The Solution: How to help your employees learn German Efficiently
There are even more reasons that speak out loud against in-house language training in a group but in my opinion these are the key reasons. Now you might wonder what might be the solution to this quite delicate matter. Here is my suggestion in short:
Individualized Tuition in combination with blended learning
The key to many of the above issues is to provide employees with individual tuition combined with blended learning. While one on one lessons in German might seem more expensive at first glance, when looking at the desired outcome they are the only way to go. But you can still achieve good results with a lot less money than you might think.
Der Goldene Mittelweg
Most German learners do not need a German private tutor every day. All they need is some assistance and someone to practice their German with without having to be afraid of making mistakes.
Use smarter German Learning Materials and Learn to Learn
I suggest to use the smarterGerman Starter Kit (soon to become an online German course, ETA 08/2017) for your employees. This Starter Kit provides German learners with a solid and easy to adapt learning structure and easy to follow German learning materials. The German grammar is explained in simple and concise words in English and the accompanying exercises are intelligent and not predictable. Key to our material is that the German learner learns how to learn more efficiently. The majority of language learners is still applying language learning techniques from middle school.

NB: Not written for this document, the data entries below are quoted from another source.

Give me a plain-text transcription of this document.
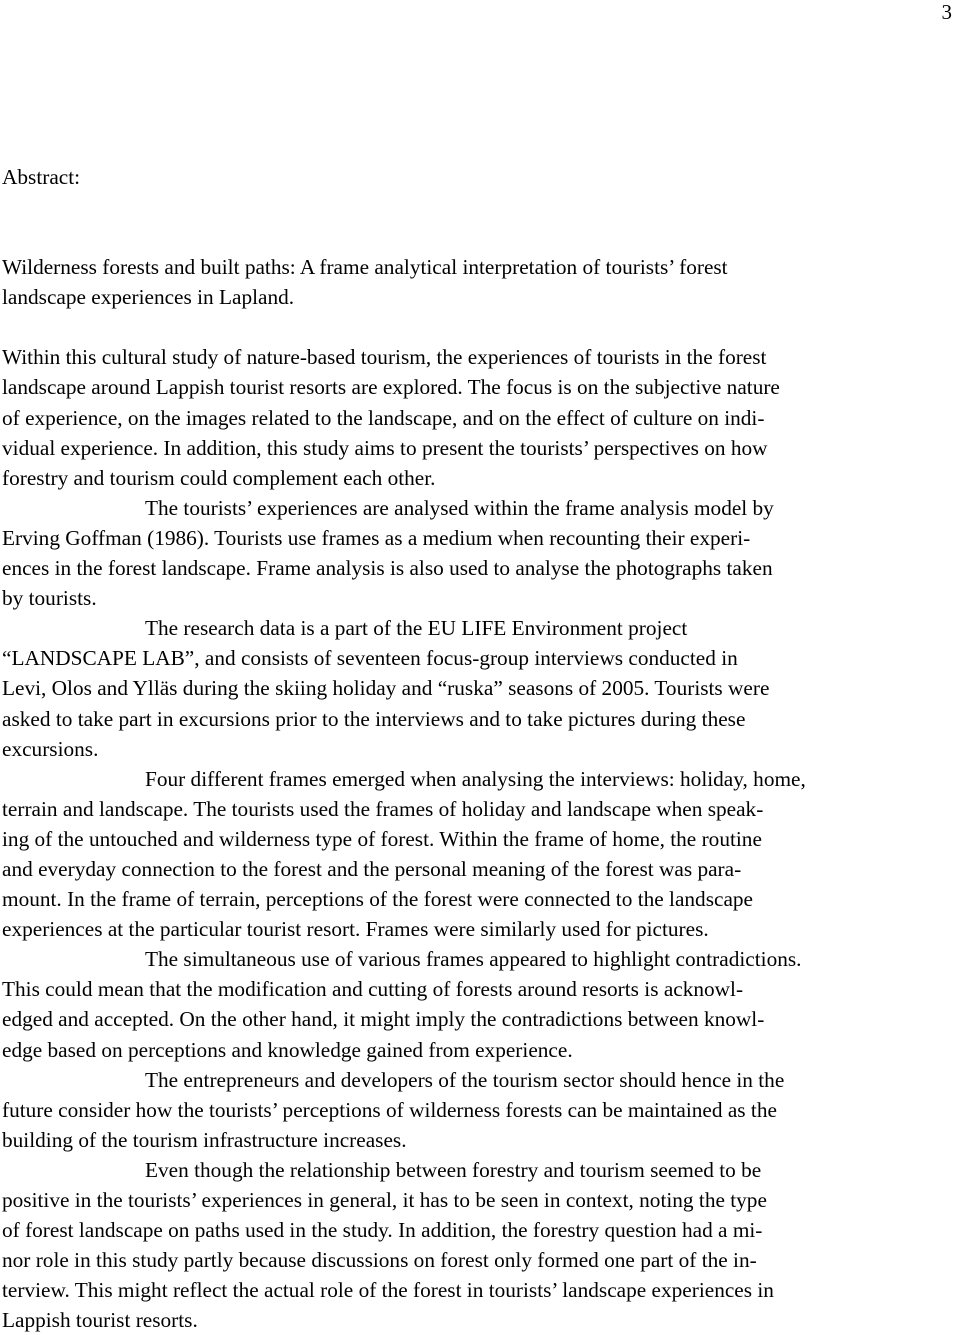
3
Abstract:
Wilderness forests and built paths: A frame analytical interpretation of tourists’ forest
landscape experiences in Lapland.
Within this cultural study of nature-based tourism, the experiences of tourists in the forest
landscape around Lappish tourist resorts are explored. The focus is on the subjective nature
of experience, on the images related to the landscape, and on the effect of culture on indi-
vidual experience. In addition, this study aims to present the tourists’ perspectives on how
forestry and tourism could complement each other.
The tourists’ experiences are analysed within the frame analysis model by
Erving Goffman (1986). Tourists use frames as a medium when recounting their experi-
ences in the forest landscape. Frame analysis is also used to analyse the photographs taken
by tourists.
The research data is a part of the EU LIFE Environment project
“LANDSCAPE LAB”, and consists of seventeen focus-group interviews conducted in
Levi, Olos and Ylläs during the skiing holiday and “ruska” seasons of 2005. Tourists were
asked to take part in excursions prior to the interviews and to take pictures during these
excursions.
Four different frames emerged when analysing the interviews: holiday, home,
terrain and landscape. The tourists used the frames of holiday and landscape when speak-
ing of the untouched and wilderness type of forest. Within the frame of home, the routine
and everyday connection to the forest and the personal meaning of the forest was para-
mount. In the frame of terrain, perceptions of the forest were connected to the landscape
experiences at the particular tourist resort. Frames were similarly used for pictures.
The simultaneous use of various frames appeared to highlight contradictions.
This could mean that the modification and cutting of forests around resorts is acknowl-
edged and accepted. On the other hand, it might imply the contradictions between knowl-
edge based on perceptions and knowledge gained from experience.
The entrepreneurs and developers of the tourism sector should hence in the
future consider how the tourists’ perceptions of wilderness forests can be maintained as the
building of the tourism infrastructure increases.
Even though the relationship between forestry and tourism seemed to be
positive in the tourists’ experiences in general, it has to be seen in context, noting the type
of forest landscape on paths used in the study. In addition, the forestry question had a mi-
nor role in this study partly because discussions on forest only formed one part of the in-
terview. This might reflect the actual role of the forest in tourists’ landscape experiences in
Lappish tourist resorts.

I have developed a learning technique based on intensive study of learning patterns of hundreds of students. The aim of the Starter Kit is to make the learner independent of any teaching as soon as possible. With our materials learners can study whenever and wherever they like.
Work with a German Conversation Trainer
Most of the learning process can be outsourced with help of our online German learning materials. But the speaking needs to be practiced with a (near) native speaker. Unfortunately not many native speakers make good conversation practice partners. There are a few things that need to be considered. A conversation trainer needs to have knowledge of the learning method and needs to be able to correct sensitively and intelligently. She also needs to establish a good connection to the learner as that will help with her motivation.
Learning German can be quite overwhelming especially when trying to approach this task on one’s own. That’s why we offer dedicated learners weekly live Q&A sessions in which they can ask me, Michael Schmitz, the creator of smarterGerman, any question they like. Those weekly sessions are not teaching lessons. They are there to make sure that our customers know how to make the most out of our materials and have someone to refer to when they encounter a motivation low or struggle with a certain topic. Often it is just a little nudge that makes the difference between failure and success.
Cheaper than your Current System
With the above approach you will most likely pay even less than you currently pay for your language training but at the same time you will get a lot more individualized training for your employees which will lead to better German, higher motivation and happier employees.